NOCMA Silent as Malawian Fuel Transporters Accuse Authorities of Favouring Tanzanian Truckers

The National Oil Company of Malawi (Nocma) is under growing pressure to explain why Tanzanian fuel transporters allegedly continue dominating fuel haulage business into Malawi at the expense of struggling local operators — accusations the company has so far remained silent on.

NOCMA Public Relations Officer, Raymond Likambale

Local fuel transporters say despite repeated engagements with authorities and past court interventions, Malawian-owned tanker operators are still being sidelined while Tanzanian truckers allegedly enjoy preferential treatment in fuel transportation contracts.

The concerns, now escalating into a major industry grievance, were raised by the Transporters Association of Malawi (TAM) and the Truck Drivers Union of Malawi (TDUM), who accuse both Nocma and the Malawi Energy Regulatory Authority (Mera) of failing to protect local transporters from what they describe as unfair competition.

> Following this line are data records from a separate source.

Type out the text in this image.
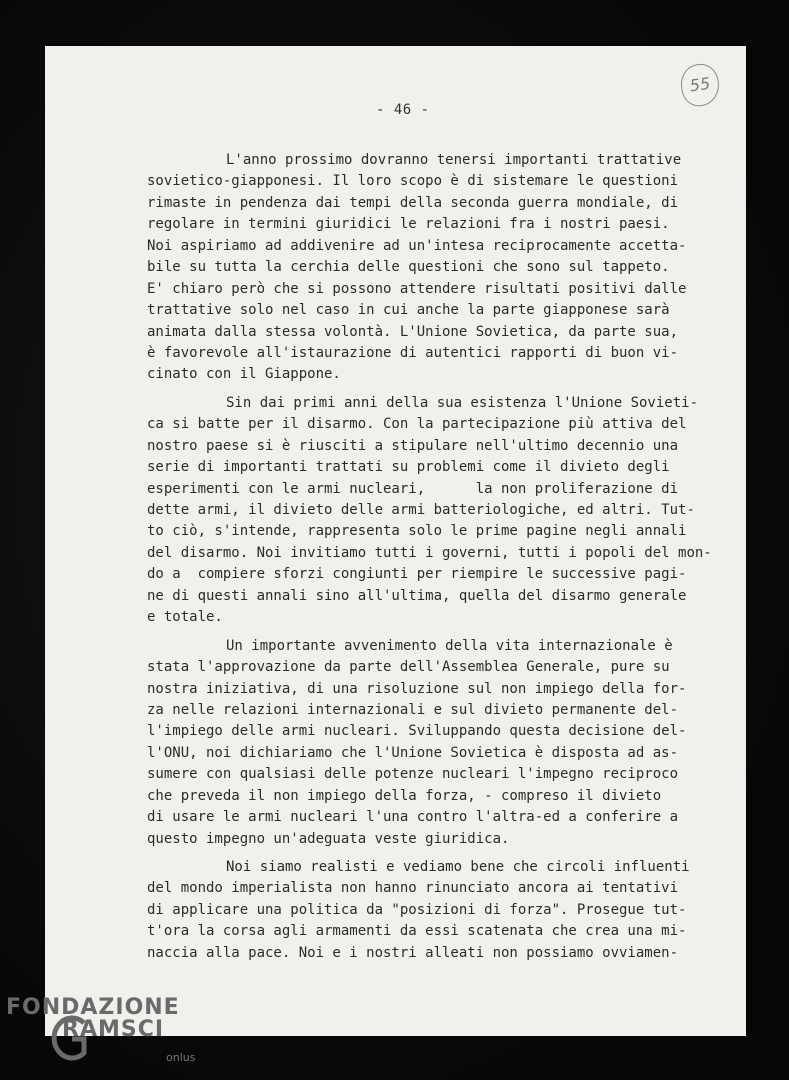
- 46 -
55
L'anno prossimo dovranno tenersi importanti trattative
sovietico-giapponesi. Il loro scopo è di sistemare le questioni
rimaste in pendenza dai tempi della seconda guerra mondiale, di
regolare in termini giuridici le relazioni fra i nostri paesi.
Noi aspiriamo ad addivenire ad un'intesa reciprocamente accetta-
bile su tutta la cerchia delle questioni che sono sul tappeto.
E' chiaro però che si possono attendere risultati positivi dalle
trattative solo nel caso in cui anche la parte giapponese sarà
animata dalla stessa volontà. L'Unione Sovietica, da parte sua,
è favorevole all'istaurazione di autentici rapporti di buon vi-
cinato con il Giappone.
Sin dai primi anni della sua esistenza l'Unione Sovieti-
ca si batte per il disarmo. Con la partecipazione più attiva del
nostro paese si è riusciti a stipulare nell'ultimo decennio una
serie di importanti trattati su problemi come il divieto degli
esperimenti con le armi nucleari,      la non proliferazione di
dette armi, il divieto delle armi batteriologiche, ed altri. Tut-
to ciò, s'intende, rappresenta solo le prime pagine negli annali
del disarmo. Noi invitiamo tutti i governi, tutti i popoli del mon-
do a  compiere sforzi congiunti per riempire le successive pagi-
ne di questi annali sino all'ultima, quella del disarmo generale
e totale.
Un importante avvenimento della vita internazionale è
stata l'approvazione da parte dell'Assemblea Generale, pure su
nostra iniziativa, di una risoluzione sul non impiego della for-
za nelle relazioni internazionali e sul divieto permanente del-
l'impiego delle armi nucleari. Sviluppando questa decisione del-
l'ONU, noi dichiariamo che l'Unione Sovietica è disposta ad as-
sumere con qualsiasi delle potenze nucleari l'impegno reciproco
che preveda il non impiego della forza, - compreso il divieto
di usare le armi nucleari l'una contro l'altra-ed a conferire a
questo impegno un'adeguata veste giuridica.
Noi siamo realisti e vediamo bene che circoli influenti
del mondo imperialista non hanno rinunciato ancora ai tentativi
di applicare una politica da "posizioni di forza". Prosegue tut-
t'ora la corsa agli armamenti da essi scatenata che crea una mi-
naccia alla pace. Noi e i nostri alleati non possiamo ovviamen-
FONDAZIONE
RAMSCI
onlus
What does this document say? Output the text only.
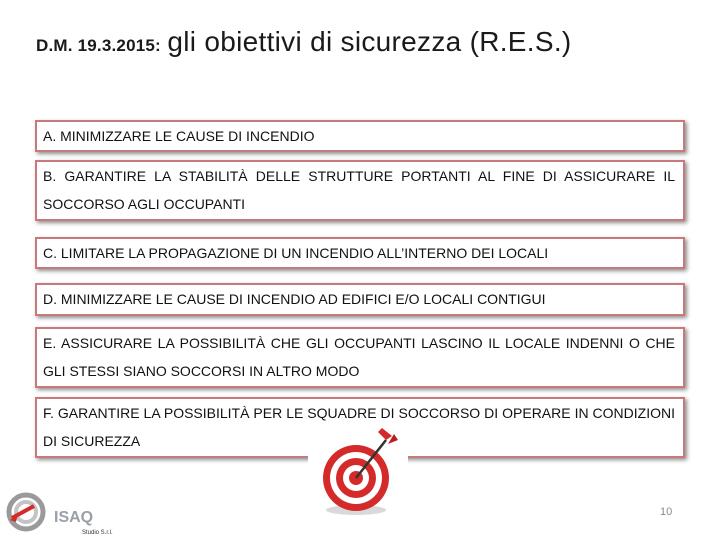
D.M. 19.3.2015: gli obiettivi di sicurezza (R.E.S.)
A. MINIMIZZARE LE CAUSE DI INCENDIO
B. GARANTIRE LA STABILITÀ DELLE STRUTTURE PORTANTI AL FINE DI ASSICURARE IL SOCCORSO AGLI OCCUPANTI
C. LIMITARE LA PROPAGAZIONE DI UN INCENDIO ALL’INTERNO DEI LOCALI
D. MINIMIZZARE LE CAUSE DI INCENDIO AD EDIFICI E/O LOCALI CONTIGUI
E. ASSICURARE LA POSSIBILITÀ CHE GLI OCCUPANTI LASCINO IL LOCALE INDENNI O CHE GLI STESSI SIANO SOCCORSI IN ALTRO MODO
F. GARANTIRE LA POSSIBILITÀ PER LE SQUADRE DI SOCCORSO DI OPERARE IN CONDIZIONI DI SICUREZZA
ISAQ
Studio S.r.l.
10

TAM spokesperson Frank Banda said the current arrangement has created an uneven playing field where Malawian transporters spend weeks waiting to load fuel in Dar es Salaam while Tanzanian transporters allegedly make multiple trips within the same period and receive payments in United States dollars.

He said the situation is particularly painful for local operators because Malawi is currently battling a severe foreign exchange crisis, yet millions of dollars continue flowing outside the country through foreign transport payments.

According to Banda, transporting a single fuel consignment into Malawi by a Tanzanian truck reportedly costs about 13,500 US dollars — approximately K23.4 million — money he says could largely remain within the domestic economy if local transporters were prioritised and paid in kwacha.

“It is difficult to understand why Malawi would continue exporting scarce forex when capable local transporters are available,” Banda argued.

He revealed that local transporters have already engaged both Mera and Nocma leadership over the matter but say they are yet to receive meaningful feedback or concrete action.

“We remain confident that through these ongoing discussions, an amicable and mutually beneficial resolution can be achieved,” said Banda.

“However, should all negotiation and engagement efforts fail to produce satisfactory outcomes, the association will not hesitate to consult its members for guidance on the next course of action.”

The dispute revives long-standing tensions surrounding Malawi’s fuel transportation system, particularly the controversial Delivered Duty Unpaid (DDU) arrangement that was heavily utilised between 2020 and 2024.

Under the DDU system, foreign transporters — especially Tanzanian hauliers — reportedly dominated fuel transportation into Malawi, triggering protests from local operators who argued that the arrangement disadvantaged Malawian businesses and deprived the country of economic benefits.

The tensions eventually culminated in a landmark High Court ruling in August 2024, when the Fuel Tankers Operators Association successfully challenged the DDU system, leading to its abolition.

However, local transporters now claim that despite the court ruling, the practical realities on the ground have changed very little.

Truck Drivers Union of Malawi vice-president Francis Mkandawire said local drivers and transport operators have lodged numerous complaints with government authorities and participated in several round-table discussions, but tangible solutions remain elusive.

“We have engaged government several times, but there is still no real change being felt by local transporters and drivers,” he said.

Meanwhile, Mera spokesperson Fitina Khonje confirmed that the regulator is continuing engagements with transporters regarding the concerns.

“The agreed upon position will be shared with the media,” she said.

But while Mera has at least acknowledged the matter publicly, Nocma had not responded to questions by press time.

Nocma spokesperson Raymond Likambale and the company’s deputy chief executive officer Micklas Rueben were reportedly yet to comment on the allegations, further fuelling frustration among local operators demanding answers.

Ironically, only a few months ago — in April 2026 — Mera announced that it had resolved grievances raised by tanker truck drivers by allocating 85 percent of contractual fuel volumes to Malawian transporters and establishing offices at loading ports to improve coordination.

But transporters now argue that those promises are not translating into reality on the ground, with Tanzanian hauliers allegedly still dominating fuel transportation business while Malawian truckers remain idle.

The growing discontent is likely to intensify pressure on authorities to explain whether local content policies in the fuel sector are genuinely being enforced — or whether Malawian transporters are once again being pushed aside in favour of foreign operators.